Cutting funds for programs and agencies that provide a public service for citizens seems like a bad trade-off. And gutting arts programs and sources of real journalism (like NPR and PBS) is a way to stick it to “fake news” and liberal elites, not to save money. All of these cuts are to offset Trump’s ultimate, inane master plan to build this fabled wall to keep out those pesky “bad hombres.” Since Mexico isn’t paying for the wall (even Senator Mitch McConnell recently came out of his tortoise shell and admitted this), other important things have to bear the burden at everyone else’s detriment. The impracticality and stupidity of the wall idea can’t be overstated.

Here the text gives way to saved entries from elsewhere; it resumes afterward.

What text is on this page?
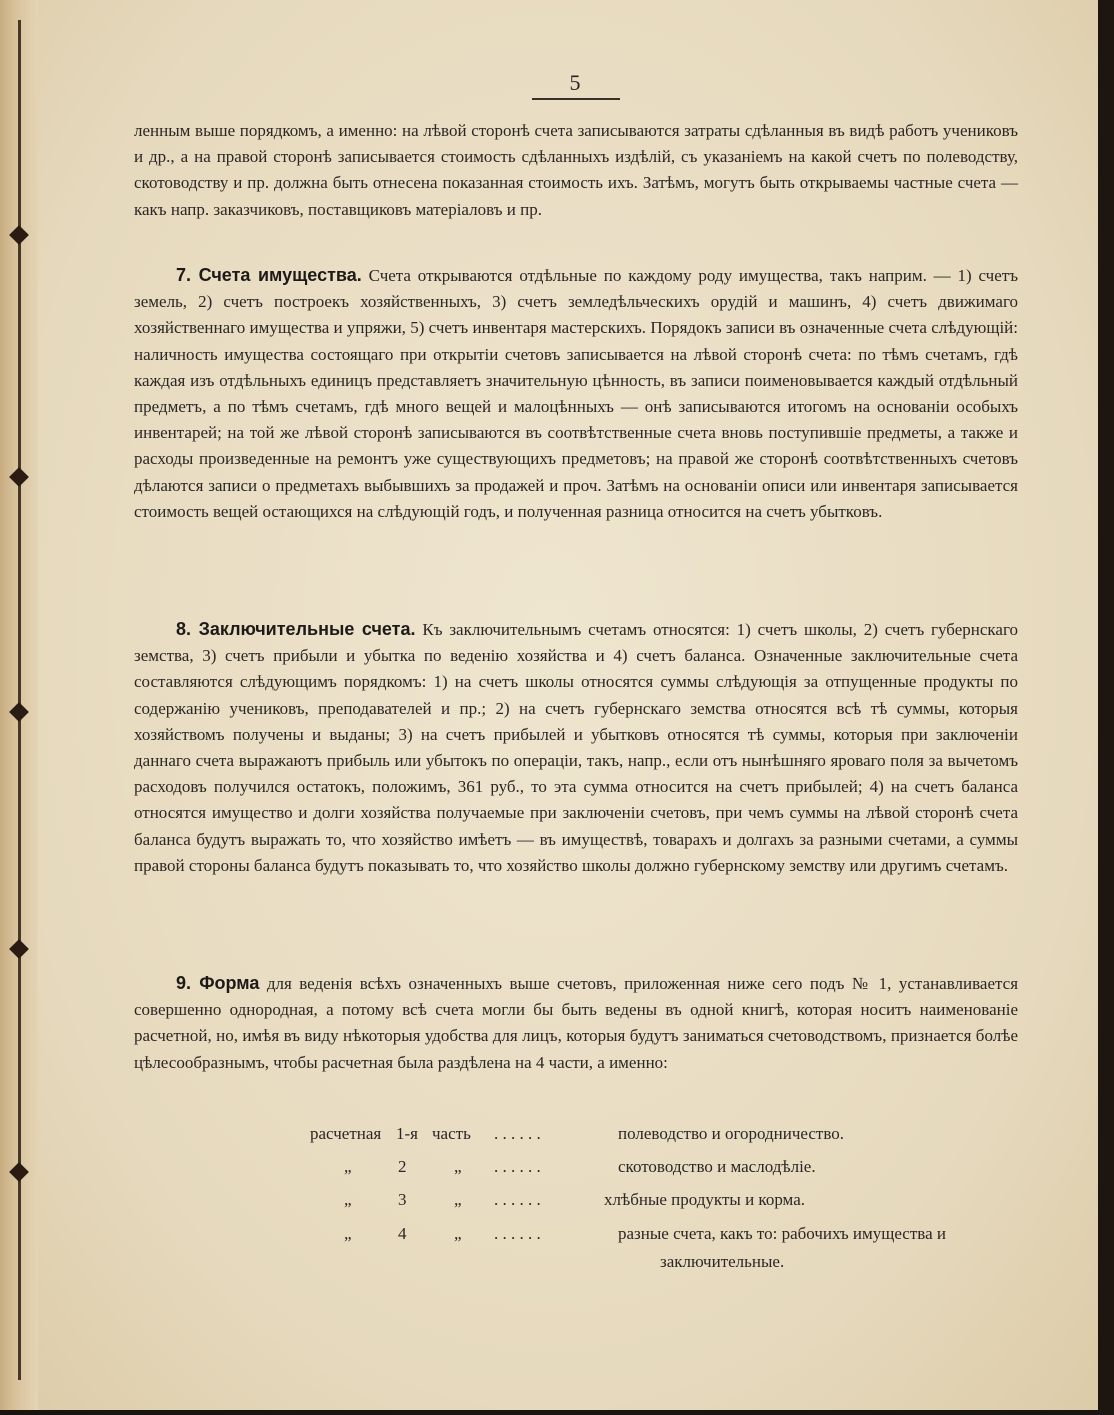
5

ленным выше порядкомъ, а именно: на лѣвой сторонѣ счета записываются затраты сдѣланныя въ видѣ работъ учениковъ и др., а на правой сторонѣ записывается стоимость сдѣланныхъ издѣлій, съ указаніемъ на какой счетъ по полеводству, скотоводству и пр. должна быть отнесена показанная стоимость ихъ. Затѣмъ, могутъ быть открываемы частные счета — какъ напр. заказчиковъ, поставщиковъ матеріаловъ и пр.

7. Счета имущества. Счета открываются отдѣльные по каждому роду имущества, такъ наприм. — 1) счетъ земель, 2) счетъ построекъ хозяйственныхъ, 3) счетъ земледѣльческихъ орудій и машинъ, 4) счетъ движимаго хозяйственнаго имущества и упряжи, 5) счетъ инвентаря мастерскихъ. Порядокъ записи въ означенные счета слѣдующій: наличность имущества состоящаго при открытіи счетовъ записывается на лѣвой сторонѣ счета: по тѣмъ счетамъ, гдѣ каждая изъ отдѣльныхъ единицъ представляетъ значительную цѣнность, въ записи поименовывается каждый отдѣльный предметъ, а по тѣмъ счетамъ, гдѣ много вещей и малоцѣнныхъ — онѣ записываются итогомъ на основаніи особыхъ инвентарей; на той же лѣвой сторонѣ записываются въ соотвѣтственные счета вновь поступившіе предметы, а также и расходы произведенные на ремонтъ уже существующихъ предметовъ; на правой же сторонѣ соотвѣтственныхъ счетовъ дѣлаются записи о предметахъ выбывшихъ за продажей и проч. Затѣмъ на основаніи описи или инвентаря записывается стоимость вещей остающихся на слѣдующій годъ, и полученная разница относится на счетъ убытковъ.

8. Заключительные счета. Къ заключительнымъ счетамъ относятся: 1) счетъ школы, 2) счетъ губернскаго земства, 3) счетъ прибыли и убытка по веденію хозяйства и 4) счетъ баланса. Означенные заключительные счета составляются слѣдующимъ порядкомъ: 1) на счетъ школы относятся суммы слѣдующія за отпущенные продукты по содержанію учениковъ, преподавателей и пр.; 2) на счетъ губернскаго земства относятся всѣ тѣ суммы, которыя хозяйствомъ получены и выданы; 3) на счетъ прибылей и убытковъ относятся тѣ суммы, которыя при заключеніи даннаго счета выражаютъ прибыль или убытокъ по операціи, такъ, напр., если отъ нынѣшняго яроваго поля за вычетомъ расходовъ получился остатокъ, положимъ, 361 руб., то эта сумма относится на счетъ прибылей; 4) на счетъ баланса относятся имущество и долги хозяйства получаемые при заключеніи счетовъ, при чемъ суммы на лѣвой сторонѣ счета баланса будутъ выражать то, что хозяйство имѣетъ — въ имуществѣ, товарахъ и долгахъ за разными счетами, а суммы правой стороны баланса будутъ показывать то, что хозяйство школы должно губернскому земству или другимъ счетамъ.

9. Форма для веденія всѣхъ означенныхъ выше счетовъ, приложенная ниже сего подъ № 1, устанавливается совершенно однородная, а потому всѣ счета могли бы быть ведены въ одной книгѣ, которая носитъ наименованіе расчетной, но, имѣя въ виду нѣкоторыя удобства для лицъ, которыя будутъ заниматься счетоводствомъ, признается болѣе цѣлесообразнымъ, чтобы расчетная была раздѣлена на 4 части, а именно:

расчетная 1-я часть . . . . . .	полеводство и огородничество.
„	2	„ . . . . . .	скотоводство и маслодѣліе.
„	3	„ . . . . . .	хлѣбные продукты и корма.
„	4	„ . . . . . .	разные счета, какъ то: рабочихъ имущества и
заключительные.
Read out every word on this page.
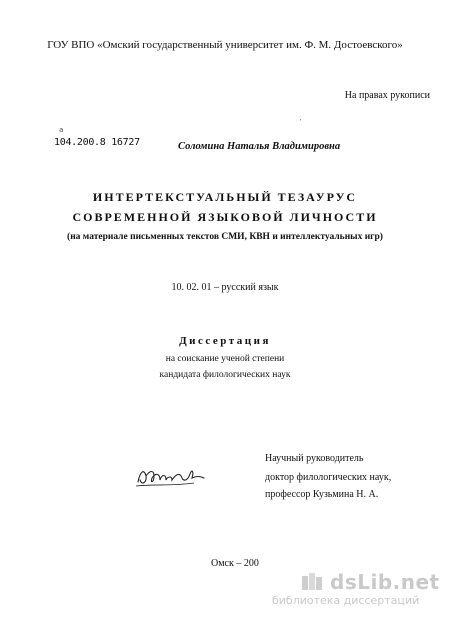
ГОУ ВПО «Омский государственный университет им. Ф. М. Достоевского»
На правах рукописи
а
104.200.8 16727
'
Соломина Наталья Владимировна
ИНТЕРТЕКСТУАЛЬНЫЙ ТЕЗАУРУС
СОВРЕМЕННОЙ ЯЗЫКОВОЙ ЛИЧНОСТИ
(на материале письменных текстов СМИ, КВН и интеллектуальных игр)
10. 02. 01 – русский язык
Диссертация
на соискание ученой степени
кандидата филологических наук
Научный руководитель
доктор филологических наук,
профессор Кузьмина Н. А.
Омск – 200
dsLib.net
библиотека диссертаций
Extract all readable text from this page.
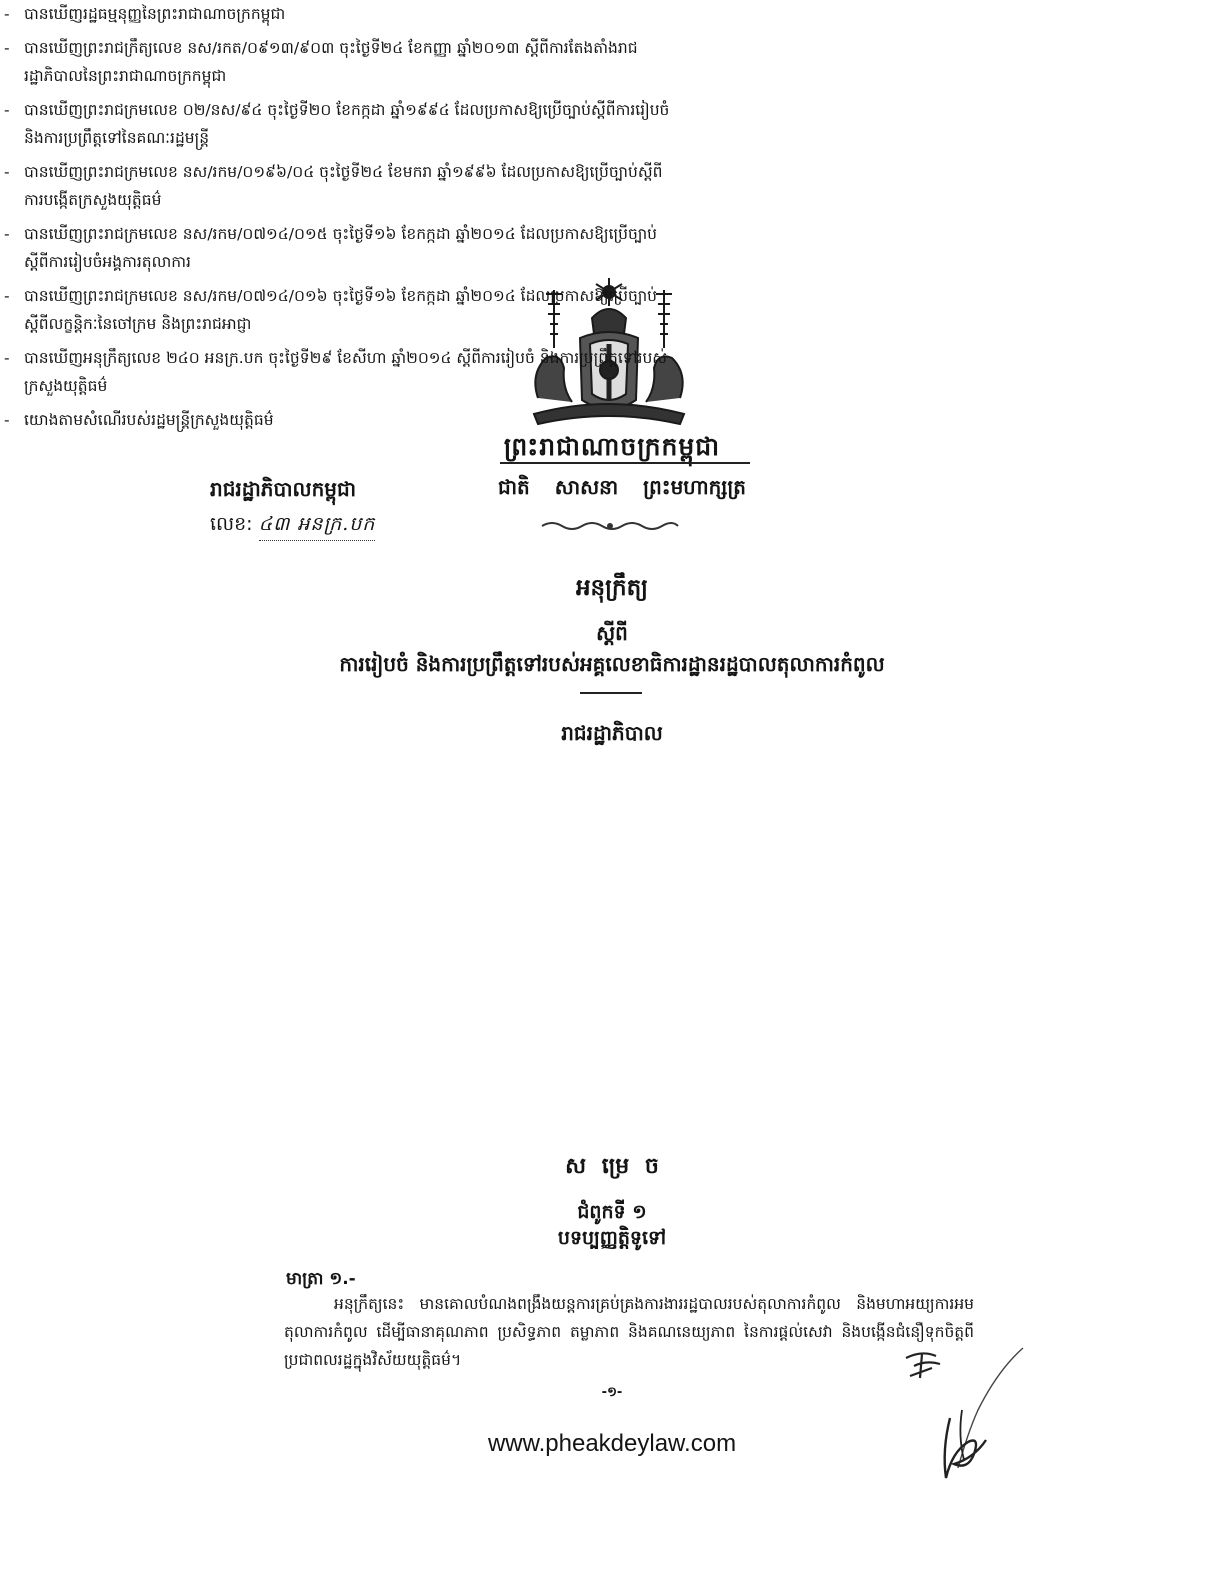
ព្រះរាជាណាចក្រកម្ពុជា
រាជរដ្ឋាភិបាលកម្ពុជា	ជាតិ សាសនា ព្រះមហាក្សត្រ
លេខ: ៤៣ អនក្រ.បក
អនុក្រឹត្យ
ស្ដីពី
ការរៀបចំ និងការប្រព្រឹត្តទៅរបស់អគ្គលេខាធិការដ្ឋានរដ្ឋបាលតុលាការកំពូល
រាជរដ្ឋាភិបាល
- បានឃើញរដ្ឋធម្មនុញ្ញនៃព្រះរាជាណាចក្រកម្ពុជា
- បានឃើញព្រះរាជក្រឹត្យលេខ នស/រកត/០៩១៣/៩០៣ ចុះថ្ងៃទី២៤ ខែកញ្ញា ឆ្នាំ២០១៣ ស្ដីពីការតែងតាំងរាជរដ្ឋាភិបាលនៃព្រះរាជាណាចក្រកម្ពុជា
- បានឃើញព្រះរាជក្រមលេខ ០២/នស/៩៤ ចុះថ្ងៃទី២០ ខែកក្កដា ឆ្នាំ១៩៩៤ ដែលប្រកាសឱ្យប្រើច្បាប់ស្ដីពីការរៀបចំ និងការប្រព្រឹត្តទៅនៃគណៈរដ្ឋមន្ត្រី
- បានឃើញព្រះរាជក្រមលេខ នស/រកម/០១៩៦/០៤ ចុះថ្ងៃទី២៤ ខែមករា ឆ្នាំ១៩៩៦ ដែលប្រកាសឱ្យប្រើច្បាប់ស្ដីពីការបង្កើតក្រសួងយុត្តិធម៌
- បានឃើញព្រះរាជក្រមលេខ នស/រកម/០៧១៤/០១៥ ចុះថ្ងៃទី១៦ ខែកក្កដា ឆ្នាំ២០១៤ ដែលប្រកាសឱ្យប្រើច្បាប់ស្ដីពីការរៀបចំអង្គការតុលាការ
- បានឃើញព្រះរាជក្រមលេខ នស/រកម/០៧១៤/០១៦ ចុះថ្ងៃទី១៦ ខែកក្កដា ឆ្នាំ២០១៤ ដែលប្រកាសឱ្យប្រើច្បាប់ស្ដីពីលក្ខន្តិកៈនៃចៅក្រម និងព្រះរាជអាជ្ញា
- បានឃើញអនុក្រឹត្យលេខ ២៤០ អនក្រ.បក ចុះថ្ងៃទី២៩ ខែសីហា ឆ្នាំ២០១៤ ស្ដីពីការរៀបចំ និងការប្រព្រឹត្តទៅរបស់ក្រសួងយុត្តិធម៌
- យោងតាមសំណើរបស់រដ្ឋមន្ត្រីក្រសួងយុត្តិធម៌
ស ម្រេ ច
ជំពូកទី ១
បទប្បញ្ញត្តិទូទៅ
មាត្រា ១.-
អនុក្រឹត្យនេះ មានគោលបំណងពង្រឹងយន្តការគ្រប់គ្រងការងាររដ្ឋបាលរបស់តុលាការកំពូល និងមហាអយ្យការអមតុលាការកំពូល ដើម្បីធានាគុណភាព ប្រសិទ្ធភាព តម្លាភាព និងគណនេយ្យភាព នៃការផ្ដល់សេវា និងបង្កើនជំនឿទុកចិត្តពីប្រជាពលរដ្ឋក្នុងវិស័យយុត្តិធម៌។
-១-
www.pheakdeylaw.com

Even supporters who like the wall idea would have to balk at the thought of having to pay for it, especially considering that Trump’s trips to the “Winter White House” have already cost taxpayers $10 million in “security and travel costs.” The estimated price tag of the wall currently sits at over $20 billion. If Trump wants to pay for his moronic wall, how about not racking up a massive travel bill at the expense of the ordinary people he spent months pretending to care about? That might be a good place to start.
In my non-expert, layman’s opinion, it doesn’t seem like there’s been a thorough cost-benefit analysis done here by Trump and company. If money is to be spent on government projects, how about improving the woeful state of the nation’s infrastructure instead of the wall? A recent report given by the American Society of Civil Engineers gave the quality of U.S. infrastructure a D+ grade.
As a concerned citizen and somebody who drives on roads and over bridges and occasionally flies in airplanes, I’m all for improving that infrastructure grade, and I’m willing to bet I’m not alone.